Dr.Web discovered the Trojan BackDoor.Flashback variant that affected more than 600,000 Macs.

=== Trojan.Skimer.18 ===
Dr.Web discovered the Trojan.Skimer.18, a Trojan that works like an ATM software skimmer. The Trojan can intercept and transmit bank card information processed by ATMs as well as data stored on the card and its PIN code.

=== Linux.Encoder.1 ===
Dr.Web discovered the ransomware Linux.Encoder.1 that affected more than 2,000 Linux users. Linux.Encoder.2 which was discovered later turned out to be an earlier version of this ransomware.

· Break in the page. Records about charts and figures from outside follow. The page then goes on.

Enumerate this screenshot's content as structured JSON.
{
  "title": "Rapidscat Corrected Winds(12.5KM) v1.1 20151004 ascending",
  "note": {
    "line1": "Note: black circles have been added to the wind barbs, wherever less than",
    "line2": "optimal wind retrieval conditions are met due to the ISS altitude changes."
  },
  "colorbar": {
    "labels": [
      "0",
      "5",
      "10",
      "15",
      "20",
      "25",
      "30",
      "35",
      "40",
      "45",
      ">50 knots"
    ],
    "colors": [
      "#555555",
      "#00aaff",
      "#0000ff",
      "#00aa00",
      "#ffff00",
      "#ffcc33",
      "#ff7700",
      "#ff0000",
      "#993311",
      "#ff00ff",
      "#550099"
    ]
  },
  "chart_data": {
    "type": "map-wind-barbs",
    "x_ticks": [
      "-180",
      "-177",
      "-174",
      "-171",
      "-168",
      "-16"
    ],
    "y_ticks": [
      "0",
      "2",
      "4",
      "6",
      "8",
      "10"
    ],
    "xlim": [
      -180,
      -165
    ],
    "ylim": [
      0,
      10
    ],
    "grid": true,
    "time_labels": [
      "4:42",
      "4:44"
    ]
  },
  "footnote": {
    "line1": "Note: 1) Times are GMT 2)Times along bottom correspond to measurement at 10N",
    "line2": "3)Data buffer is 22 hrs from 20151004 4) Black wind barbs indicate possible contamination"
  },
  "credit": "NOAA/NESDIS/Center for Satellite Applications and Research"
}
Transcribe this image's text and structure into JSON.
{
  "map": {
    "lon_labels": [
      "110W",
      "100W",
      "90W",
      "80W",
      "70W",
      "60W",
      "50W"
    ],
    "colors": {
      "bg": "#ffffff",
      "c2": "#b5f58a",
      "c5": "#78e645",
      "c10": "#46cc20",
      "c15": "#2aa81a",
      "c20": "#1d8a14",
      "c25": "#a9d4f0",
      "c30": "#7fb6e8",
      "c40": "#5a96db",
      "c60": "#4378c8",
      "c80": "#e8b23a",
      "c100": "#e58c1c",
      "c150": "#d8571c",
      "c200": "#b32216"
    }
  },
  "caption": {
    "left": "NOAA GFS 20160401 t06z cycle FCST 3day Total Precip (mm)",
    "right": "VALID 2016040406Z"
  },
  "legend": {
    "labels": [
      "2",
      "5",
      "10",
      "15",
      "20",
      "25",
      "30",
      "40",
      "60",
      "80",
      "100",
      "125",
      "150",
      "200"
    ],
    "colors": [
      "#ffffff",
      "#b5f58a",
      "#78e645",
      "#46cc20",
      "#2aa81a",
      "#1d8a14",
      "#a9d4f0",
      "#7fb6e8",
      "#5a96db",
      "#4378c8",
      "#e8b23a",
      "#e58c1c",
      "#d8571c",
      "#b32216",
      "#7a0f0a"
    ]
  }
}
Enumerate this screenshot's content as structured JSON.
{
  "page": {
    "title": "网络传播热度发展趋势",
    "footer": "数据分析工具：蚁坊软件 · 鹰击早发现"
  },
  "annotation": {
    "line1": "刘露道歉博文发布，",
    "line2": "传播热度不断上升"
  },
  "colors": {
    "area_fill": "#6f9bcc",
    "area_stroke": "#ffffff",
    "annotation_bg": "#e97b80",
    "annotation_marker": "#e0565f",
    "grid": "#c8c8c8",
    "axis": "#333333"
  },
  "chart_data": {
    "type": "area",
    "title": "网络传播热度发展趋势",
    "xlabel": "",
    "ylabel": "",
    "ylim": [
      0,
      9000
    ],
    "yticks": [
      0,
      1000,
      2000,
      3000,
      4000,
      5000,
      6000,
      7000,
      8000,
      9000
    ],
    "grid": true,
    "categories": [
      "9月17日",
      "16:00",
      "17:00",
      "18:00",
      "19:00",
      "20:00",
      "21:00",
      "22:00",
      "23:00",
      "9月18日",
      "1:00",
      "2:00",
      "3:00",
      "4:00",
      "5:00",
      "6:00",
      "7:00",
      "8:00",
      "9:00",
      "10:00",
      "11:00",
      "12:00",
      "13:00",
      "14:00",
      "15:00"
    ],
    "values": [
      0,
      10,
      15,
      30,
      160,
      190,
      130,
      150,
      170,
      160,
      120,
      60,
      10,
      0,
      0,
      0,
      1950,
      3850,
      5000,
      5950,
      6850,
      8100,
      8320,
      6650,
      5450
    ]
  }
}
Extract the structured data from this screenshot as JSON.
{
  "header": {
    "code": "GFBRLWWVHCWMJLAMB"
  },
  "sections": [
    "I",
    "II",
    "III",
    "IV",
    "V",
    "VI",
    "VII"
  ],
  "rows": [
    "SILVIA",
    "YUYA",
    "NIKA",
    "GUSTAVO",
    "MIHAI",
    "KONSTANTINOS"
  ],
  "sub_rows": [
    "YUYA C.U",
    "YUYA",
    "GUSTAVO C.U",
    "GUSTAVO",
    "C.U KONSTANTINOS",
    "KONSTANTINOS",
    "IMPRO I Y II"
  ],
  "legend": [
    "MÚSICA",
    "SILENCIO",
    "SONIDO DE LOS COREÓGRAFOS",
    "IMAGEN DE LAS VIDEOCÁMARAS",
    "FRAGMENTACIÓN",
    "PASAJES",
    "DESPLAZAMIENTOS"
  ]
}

== Trojan.Skimer discovery and attacks on Doctor Web offices ==
Doctor Web received a threat supposedly from the Trojan writers or criminal organization sponsoring this malware's development and promotion: On March 31, 2014, after two arson attacks were carried out on Igor Daniloff's anti-virus laboratory in St. Petersburg, company received a second threat. Doctor Web released a statement that the company considers it its duty to provide users with the ultimate protection against the encroachments of cybercriminals and consequently, efforts aimed at identifying and studying ATM threats with their ATM Shield.

== Awards ==
- 2008: anti-malware.ru website conducted a test for the treatment of active infection, only Dr.Web scored the maximum possible number of points (15) and received Platinum Malware Treatment Award.
- 2009: anti-malware.ru website conducted a self-protection test of antivirus products, only Dr.Web scored the maximum possible number of points (38) and received Platinum Self-Protection Award.
- 2009: anti-malware.ru website conducted proactive protection test, Dr.Web took the second place and received Silver Proactive Protection Award.
- 2010: Platinum Self-Protection Award from Anti-Malware.ru.

==Controversies==
Staunch anti-adware policy led to software developers complaining that Dr.Web treated their virus free applications as a "virus". When developers tried contacting Dr.Web to resolve the issue, developers received no response.

In Jun 2022, allegedly pro-Ukrainian hacktivists DumpForums, who had hacked into the website of the Russian Ministry of Construction, Housing and Utilities (minstroyrf.gov.ru) claim that they obtained 10TB of data from the anti-malware company Doctor Web (Dr.Web) in September 2024.